The new sanctions are aimed at the threat ISIS poses to regional security and stability in Eastern, Central, and Southern Africa. The U.S. Treasury Department has targeted ISIS’s efforts to expand operations and raise funds on the African continent with designations of South Africa-based ISIS operatives, financial facilitators, and their business networks on March 1, 2022, and November 7, 2022, and a designation of a key Somalia-based ISIS finance official on July 27, 2023. The individuals sanctioned on July 23 are being designated pursuant to Executive Order (E.O.) 13224, as amended, which targets terrorist groups and their supporters.
Details of the sanctioned parties
Abubakar Swalleh (Swalleh) is a South Africa- and Zambia-based ISIS operative. He is involved in the physical transfer of funds from South Africa to the DRC. Additionally, Swalleh facilitates the movement of ISIS-affiliated individuals from Uganda to South Africa, and vice versa. Mohamed Ali Nkalubo, a DRC-based ISIS commander previously designated by the Department of State on December 8, 2023, relies on Swalleh to move funds and recruit members for ISIS’s DRC affiliate. Swalleh moved to South Africa under Nkalubo’s direction, where he has been involved in robberies and kidnap for ransom. Zayd Gangat (Gangat) is a South Africa-based ISIS facilitator and trainer. ISIS leaders in South Africa have historically used robbery, extortion, and kidnap for ransom operations to generate funds for the group.

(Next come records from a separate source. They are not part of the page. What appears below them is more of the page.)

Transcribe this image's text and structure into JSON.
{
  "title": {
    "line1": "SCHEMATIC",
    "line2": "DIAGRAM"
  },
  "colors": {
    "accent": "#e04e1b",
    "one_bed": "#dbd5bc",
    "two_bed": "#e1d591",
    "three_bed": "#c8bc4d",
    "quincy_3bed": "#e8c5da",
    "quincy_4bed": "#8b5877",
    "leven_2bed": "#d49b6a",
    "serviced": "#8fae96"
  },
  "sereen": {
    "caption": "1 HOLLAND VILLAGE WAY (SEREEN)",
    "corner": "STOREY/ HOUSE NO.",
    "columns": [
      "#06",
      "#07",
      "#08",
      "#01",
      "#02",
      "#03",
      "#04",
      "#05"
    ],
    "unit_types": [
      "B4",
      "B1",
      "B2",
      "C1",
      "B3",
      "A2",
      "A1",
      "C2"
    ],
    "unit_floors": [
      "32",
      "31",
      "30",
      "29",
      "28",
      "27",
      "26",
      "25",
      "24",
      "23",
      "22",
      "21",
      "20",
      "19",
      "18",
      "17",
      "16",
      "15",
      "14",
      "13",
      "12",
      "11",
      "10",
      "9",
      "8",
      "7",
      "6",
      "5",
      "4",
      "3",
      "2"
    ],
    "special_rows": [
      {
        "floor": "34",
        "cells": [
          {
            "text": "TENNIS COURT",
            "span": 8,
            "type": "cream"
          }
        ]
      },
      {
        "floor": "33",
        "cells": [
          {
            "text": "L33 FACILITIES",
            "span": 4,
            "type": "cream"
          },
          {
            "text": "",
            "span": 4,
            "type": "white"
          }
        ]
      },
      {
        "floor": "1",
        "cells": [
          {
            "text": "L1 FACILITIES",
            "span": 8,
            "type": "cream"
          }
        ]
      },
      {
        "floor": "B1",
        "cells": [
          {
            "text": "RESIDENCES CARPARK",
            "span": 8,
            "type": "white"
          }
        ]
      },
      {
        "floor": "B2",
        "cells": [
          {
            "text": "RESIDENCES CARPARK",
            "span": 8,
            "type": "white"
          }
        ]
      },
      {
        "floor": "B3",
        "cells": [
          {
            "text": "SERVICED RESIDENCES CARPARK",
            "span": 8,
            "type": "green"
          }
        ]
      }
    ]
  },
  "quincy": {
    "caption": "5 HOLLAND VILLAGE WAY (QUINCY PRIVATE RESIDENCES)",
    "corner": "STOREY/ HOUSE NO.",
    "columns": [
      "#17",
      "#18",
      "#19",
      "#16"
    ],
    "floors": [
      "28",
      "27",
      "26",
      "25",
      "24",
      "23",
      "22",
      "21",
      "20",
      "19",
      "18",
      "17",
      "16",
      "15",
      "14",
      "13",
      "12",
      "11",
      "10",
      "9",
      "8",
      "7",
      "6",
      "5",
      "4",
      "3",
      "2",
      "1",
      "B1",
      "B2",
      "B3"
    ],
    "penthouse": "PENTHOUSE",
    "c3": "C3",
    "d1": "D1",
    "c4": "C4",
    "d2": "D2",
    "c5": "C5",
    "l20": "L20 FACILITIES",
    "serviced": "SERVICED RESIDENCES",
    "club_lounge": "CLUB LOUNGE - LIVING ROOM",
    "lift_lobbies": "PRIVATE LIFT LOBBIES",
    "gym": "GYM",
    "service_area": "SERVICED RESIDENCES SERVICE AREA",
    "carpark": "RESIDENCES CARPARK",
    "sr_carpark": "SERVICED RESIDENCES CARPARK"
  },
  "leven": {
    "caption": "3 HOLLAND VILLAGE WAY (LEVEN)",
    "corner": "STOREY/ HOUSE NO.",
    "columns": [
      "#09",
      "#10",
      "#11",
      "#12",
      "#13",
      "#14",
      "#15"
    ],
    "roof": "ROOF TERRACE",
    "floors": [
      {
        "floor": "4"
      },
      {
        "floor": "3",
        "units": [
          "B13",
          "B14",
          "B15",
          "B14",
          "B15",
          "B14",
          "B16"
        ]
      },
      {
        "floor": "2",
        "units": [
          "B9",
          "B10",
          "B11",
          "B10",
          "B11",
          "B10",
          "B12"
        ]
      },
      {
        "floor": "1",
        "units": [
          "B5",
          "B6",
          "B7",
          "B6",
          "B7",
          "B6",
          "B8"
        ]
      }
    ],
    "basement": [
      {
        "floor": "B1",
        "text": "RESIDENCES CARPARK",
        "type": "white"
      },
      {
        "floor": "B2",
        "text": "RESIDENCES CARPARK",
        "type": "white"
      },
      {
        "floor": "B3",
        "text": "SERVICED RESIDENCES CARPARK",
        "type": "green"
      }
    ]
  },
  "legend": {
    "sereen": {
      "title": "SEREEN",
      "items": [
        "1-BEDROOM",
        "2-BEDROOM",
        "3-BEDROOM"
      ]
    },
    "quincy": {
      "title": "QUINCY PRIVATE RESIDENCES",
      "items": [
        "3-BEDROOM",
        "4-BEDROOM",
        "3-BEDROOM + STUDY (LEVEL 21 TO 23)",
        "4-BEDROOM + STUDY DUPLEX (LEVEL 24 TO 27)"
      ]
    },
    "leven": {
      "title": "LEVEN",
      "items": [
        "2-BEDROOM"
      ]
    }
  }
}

DRC-based Hamidah Nabagala (Nabagala) serves as an intermediary for ISIS financial flows in central Africa. Additionally, Nabagala has been accused of funding the October 2021 Kampala bombing, which killed one and injured at least three others. In 2021, Ugandan authorities arrested an ISIS operative that had received funding from Nabagala. She also sought to smuggle her three children out of Uganda to send them to ISIS-affiliate camps in the DRC.
Swalleh, Nabagala, and Gangat are being designated pursuant to E.O. 13224, as amended, for having materially assisted, sponsored, or provided financial, material, or technological support for, or goods or services to or in support of, ISIS, a person whose property and interest in property are blocked pursuant to E.O. 13224.
Sanctioned parties’ assets in the U.S. officially frozen
As a result of the July 23 sanctions, all property and interests in property of the named individuals, and of any entities that are owned, directly or indirectly, 50 percent or more by them, individually, or with other blocked persons, that are in the United States or in the possession or control of U.S. persons must be blocked and reported to the Treasury Department’s Office of Foreign Assets Control (OFAC). OFAC’s regulations prohibit all dealings by U.S. persons or within the United States (including transactions transiting the United States) that involve any property or interests in property of designated or blocked persons.
U.S. persons must comply with OFAC regulations, including all U.S. citizens and permanent resident aliens regardless of where they are located, all persons within the United States, and all U.S.- incorporated entities and their foreign branches. Non-U.S. persons are also subject to certain OFAC prohibitions. Violations of OFAC regulations may result in civil or criminal penalties.